By: Megan Scully
National Journal, 10/29
WASHINGTON — The Air Force’s No. 2 officer yesterday said that the military has launched a months-long investigation into the engineering failure that took 50 intercontinental ballistic missiles temporarily off-line at F.E. Warren Air Force Base in Wyoming on Saturday.
Speaking at the Center for Strategic and International Studies, Gen. Carrol Chandler said that the incident was “a fairly difficult problem to troubleshoot and solve” and lauded the base for doing a “very, very good job” to get the squadron of ICBMs back online in less than an hour.
Nonetheless, the Air Force, Joint Staff, U.S. Strategic Command and others in the military are launching an in-depth review of how the incident could have occurred and how best to prevent a recurrence.
On Saturday, the missiles dropped to “LF Down” status, meaning that controllers could no longer communicate with the missiles themselves. Various security protocols, including intrusion and warhead separation alarms, also went offline. The only way the missiles could have been launched was by an airborne command-and-control platform.
“The safety and security of the weapons system was never in doubt,” said Chandler, who is the Air Force vice chief of staff. “There are things we need to work on, there’s no doubt about that.”
During the review, Chandler said that officials will seek to confirm what happened. The four-star general said the initial readout is that it was a hardware malfunction, but he did not rule out evaluating any possible external causes.

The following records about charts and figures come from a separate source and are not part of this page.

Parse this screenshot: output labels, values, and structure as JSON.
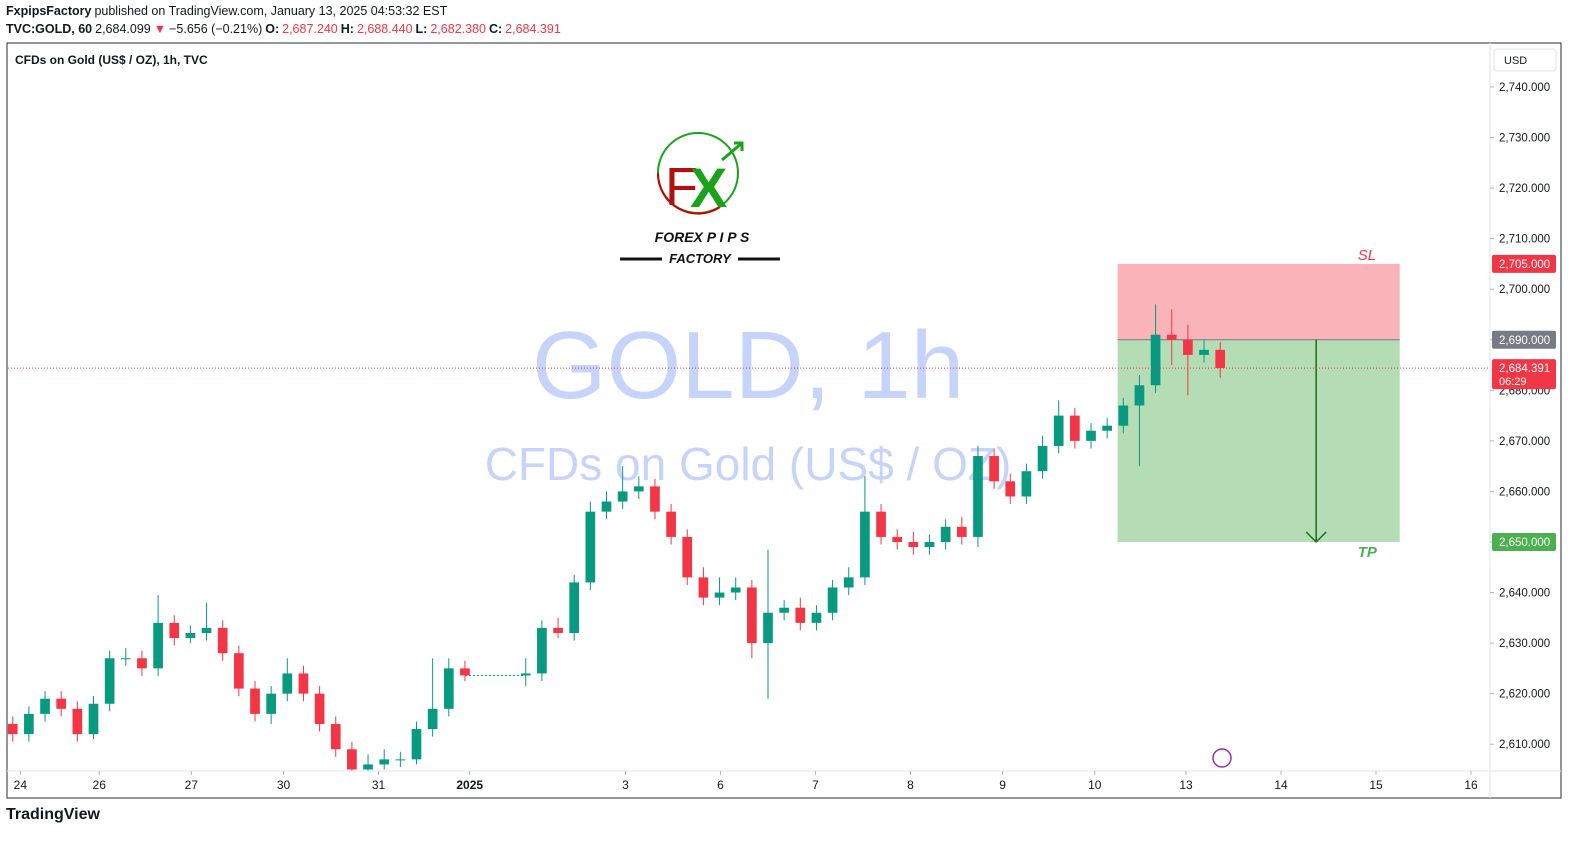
{
  "header": {
    "author": "FxpipsFactory",
    "published": "published on TradingView.com, January 13, 2025 04:53:32 EST",
    "symbol": "TVC:GOLD, 60",
    "last": "2,684.099",
    "arrow": "▼",
    "change": "−5.656 (−0.21%)",
    "o_label": "O:",
    "o": "2,687.240",
    "h_label": "H:",
    "h": "2,688.440",
    "l_label": "L:",
    "l": "2,682.380",
    "c_label": "C:",
    "c": "2,684.391"
  },
  "logo": {
    "f": "F",
    "x": "X",
    "line1": "FOREX  P I P S",
    "line2": "FACTORY"
  },
  "footer": "TradingView",
  "chart_data": {
    "type": "candlestick",
    "title": "CFDs on Gold (US$ / OZ), 1h, TVC",
    "watermark": "GOLD, 1h",
    "watermark_sub": "CFDs on Gold (US$ / OZ)",
    "currency": "USD",
    "up_color": "#089981",
    "down_color": "#f23645",
    "xlim": [
      0,
      15.6
    ],
    "ylim": [
      2604.7,
      2748.5
    ],
    "xticks": [
      {
        "value": 0.13,
        "label": "24"
      },
      {
        "value": 0.96,
        "label": "26"
      },
      {
        "value": 1.93,
        "label": "27"
      },
      {
        "value": 2.9,
        "label": "30"
      },
      {
        "value": 3.9,
        "label": "31"
      },
      {
        "value": 4.86,
        "label": "2025"
      },
      {
        "value": 6.5,
        "label": "3"
      },
      {
        "value": 7.5,
        "label": "6"
      },
      {
        "value": 8.5,
        "label": "7"
      },
      {
        "value": 9.5,
        "label": "8"
      },
      {
        "value": 10.47,
        "label": "9"
      },
      {
        "value": 11.44,
        "label": "10"
      },
      {
        "value": 12.4,
        "label": "13"
      },
      {
        "value": 13.4,
        "label": "14"
      },
      {
        "value": 14.4,
        "label": "15"
      },
      {
        "value": 15.4,
        "label": "16"
      }
    ],
    "yticks": [
      {
        "value": 2610,
        "label": "2,610.000"
      },
      {
        "value": 2620,
        "label": "2,620.000"
      },
      {
        "value": 2630,
        "label": "2,630.000"
      },
      {
        "value": 2640,
        "label": "2,640.000"
      },
      {
        "value": 2650,
        "label": "2,650.000"
      },
      {
        "value": 2660,
        "label": "2,660.000"
      },
      {
        "value": 2670,
        "label": "2,670.000"
      },
      {
        "value": 2680,
        "label": "2,680.000"
      },
      {
        "value": 2690,
        "label": "2,690.000"
      },
      {
        "value": 2700,
        "label": "2,700.000"
      },
      {
        "value": 2710,
        "label": "2,710.000"
      },
      {
        "value": 2720,
        "label": "2,720.000"
      },
      {
        "value": 2730,
        "label": "2,730.000"
      },
      {
        "value": 2740,
        "label": "2,740.000"
      }
    ],
    "x": [
      0.05,
      0.22,
      0.39,
      0.56,
      0.73,
      0.9,
      1.07,
      1.24,
      1.41,
      1.58,
      1.75,
      1.92,
      2.09,
      2.26,
      2.43,
      2.6,
      2.77,
      2.94,
      3.11,
      3.28,
      3.45,
      3.62,
      3.79,
      3.96,
      4.13,
      4.3,
      4.47,
      4.64,
      4.81,
      5.45,
      5.62,
      5.79,
      5.96,
      6.13,
      6.3,
      6.47,
      6.64,
      6.81,
      6.98,
      7.15,
      7.32,
      7.49,
      7.66,
      7.83,
      8.0,
      8.17,
      8.34,
      8.51,
      8.68,
      8.85,
      9.02,
      9.19,
      9.36,
      9.53,
      9.7,
      9.87,
      10.04,
      10.21,
      10.38,
      10.55,
      10.72,
      10.89,
      11.06,
      11.23,
      11.4,
      11.57,
      11.74,
      11.91,
      12.08,
      12.25,
      12.42,
      12.59,
      12.76
    ],
    "open": [
      2614,
      2612,
      2616,
      2619,
      2617,
      2612,
      2618,
      2627,
      2627,
      2625,
      2634,
      2631,
      2632,
      2633,
      2628,
      2621,
      2616,
      2620,
      2624,
      2620,
      2614,
      2609,
      2605,
      2606,
      2607,
      2607,
      2613,
      2617,
      2625,
      2623.6,
      2624,
      2633,
      2632,
      2642,
      2656,
      2658,
      2660,
      2661,
      2656,
      2651,
      2643,
      2639,
      2640,
      2641,
      2630,
      2636,
      2637,
      2634,
      2636,
      2641,
      2643,
      2656,
      2651,
      2650,
      2649,
      2650,
      2653,
      2651,
      2667,
      2662,
      2659,
      2664,
      2669,
      2675,
      2670,
      2672,
      2673,
      2677,
      2681,
      2691,
      2690,
      2687,
      2688
    ],
    "high": [
      2615.5,
      2617.5,
      2620.5,
      2620.5,
      2618.5,
      2619.5,
      2628.5,
      2629,
      2628.5,
      2639.5,
      2635.5,
      2633.5,
      2638,
      2634.5,
      2629.5,
      2622.5,
      2621.5,
      2627,
      2625.5,
      2621.5,
      2615.5,
      2610.5,
      2608,
      2609,
      2608.5,
      2614.5,
      2627,
      2627,
      2626.5,
      2627,
      2634.5,
      2635,
      2643.5,
      2658,
      2660,
      2665,
      2663,
      2662.5,
      2657.5,
      2652.5,
      2645,
      2643,
      2643,
      2642.5,
      2648.5,
      2638.5,
      2639,
      2637.5,
      2642.5,
      2645,
      2663,
      2657.5,
      2652.5,
      2652,
      2651.5,
      2654.5,
      2655,
      2669,
      2668.5,
      2663.5,
      2665.5,
      2671,
      2678,
      2676.5,
      2673.5,
      2674.5,
      2678.5,
      2683,
      2697,
      2696,
      2693,
      2690,
      2689.5
    ],
    "low": [
      2610.5,
      2610.5,
      2614.5,
      2615.5,
      2610.5,
      2611,
      2616.5,
      2625.5,
      2623.5,
      2623.5,
      2629.5,
      2630,
      2630.5,
      2626.5,
      2619.5,
      2614.5,
      2614,
      2618.5,
      2618.5,
      2612.5,
      2607.5,
      2604.8,
      2604.8,
      2605,
      2605.5,
      2606,
      2611.5,
      2615.5,
      2622.5,
      2621.5,
      2622.5,
      2631,
      2630.5,
      2640.5,
      2654.5,
      2656.5,
      2658.5,
      2654.5,
      2649.5,
      2641.5,
      2637.5,
      2637.5,
      2638.5,
      2627,
      2619,
      2634.5,
      2632.5,
      2632.5,
      2634.5,
      2639.5,
      2641.5,
      2649.5,
      2648.5,
      2647.5,
      2647.5,
      2648.5,
      2649.5,
      2649,
      2660.5,
      2657.5,
      2657.5,
      2662.5,
      2667.5,
      2668.5,
      2668.5,
      2670.5,
      2671.5,
      2665,
      2679.5,
      2685,
      2679,
      2685.5,
      2682.5
    ],
    "close": [
      2612,
      2616,
      2619,
      2617,
      2612,
      2618,
      2627,
      2627,
      2625,
      2634,
      2631,
      2632,
      2633,
      2628,
      2621,
      2616,
      2620,
      2624,
      2620,
      2614,
      2609,
      2605,
      2606,
      2607,
      2607,
      2613,
      2617,
      2625,
      2623.6,
      2624,
      2633,
      2632,
      2642,
      2656,
      2658,
      2660,
      2661,
      2656,
      2651,
      2643,
      2639,
      2640,
      2641,
      2630,
      2636,
      2637,
      2634,
      2636,
      2641,
      2643,
      2656,
      2651,
      2650,
      2649,
      2650,
      2653,
      2651,
      2667,
      2662,
      2659,
      2664,
      2669,
      2675,
      2670,
      2672,
      2673,
      2677,
      2681,
      2691,
      2690,
      2687,
      2688,
      2684.4
    ],
    "current_price": {
      "value": 2684.391,
      "label": "2,684.391",
      "countdown": "06:29",
      "color": "#f23645"
    },
    "position": {
      "x": [
        11.68,
        14.65
      ],
      "arrow_x": 13.77,
      "entry": {
        "value": 2690,
        "label": "2,690.000",
        "color": "#787b86"
      },
      "stop_loss": {
        "value": 2705,
        "label": "2,705.000",
        "text": "SL",
        "color": "#f23645"
      },
      "take_profit": {
        "value": 2650,
        "label": "2,650.000",
        "text": "TP",
        "color": "#4caf50"
      }
    }
  }
}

The incident “is something that we need to look at from all angles and we’ll do that,” he said.
Officials will also review the command and control of the missiles, as well as their maintenance. The missiles were designed and built in the 1960s, but Chandler said the incident does not signal an overall degradation of the nation’s nuclear arsenal.
However, the general did leave the door open to new investments in command-and-control systems for nuclear weapons.
Chandler added that likening Saturday’s incident to other high-profile nuclear problems in recent years — including the inadvertent cross-country flight of “hot” nuclear weapons loaded on a B-52 bomber — would be the “wrong comparison.”
The incident occurred at a crucial time as the Obama administration tries to sell the New START arms-reduction treaty with Russia to the Senate, which yet to bring the agreement to the floor for ratification (see related GSN story, today).
Chandler said he does not personally believe Saturday’s incident should have any affect on the treaty, which would reduce both countries’ nuclear stockpile by about 30 percent.
Retired Lt. Gen. Arlen Jameson, who commanded U.S. Strategic Command in the early 1990s, today called the incident an “isolated malfunction.” Jameson was one of several former nuclear commanders who have backed ratification of the treaty.
“Let’s not do something foolish like not ratify the New START treaty because of this isolated occurrence,” he said during a conference call with reporters.
But with many Senate Republicans poised to vote against ratification, it has long been unclear whether the Senate has the 67 votes necessary to ratify the treaty. Senate Foreign Relations Committee ranking member Richard Lugar (R-Ind.), who supports the treaty, expressed concerns Wednesday that it would not be approved during the upcoming lame-duck session.
The START treaty is “just not a high priority for many Republican members,” Lugar told the Council on Foreign Relations.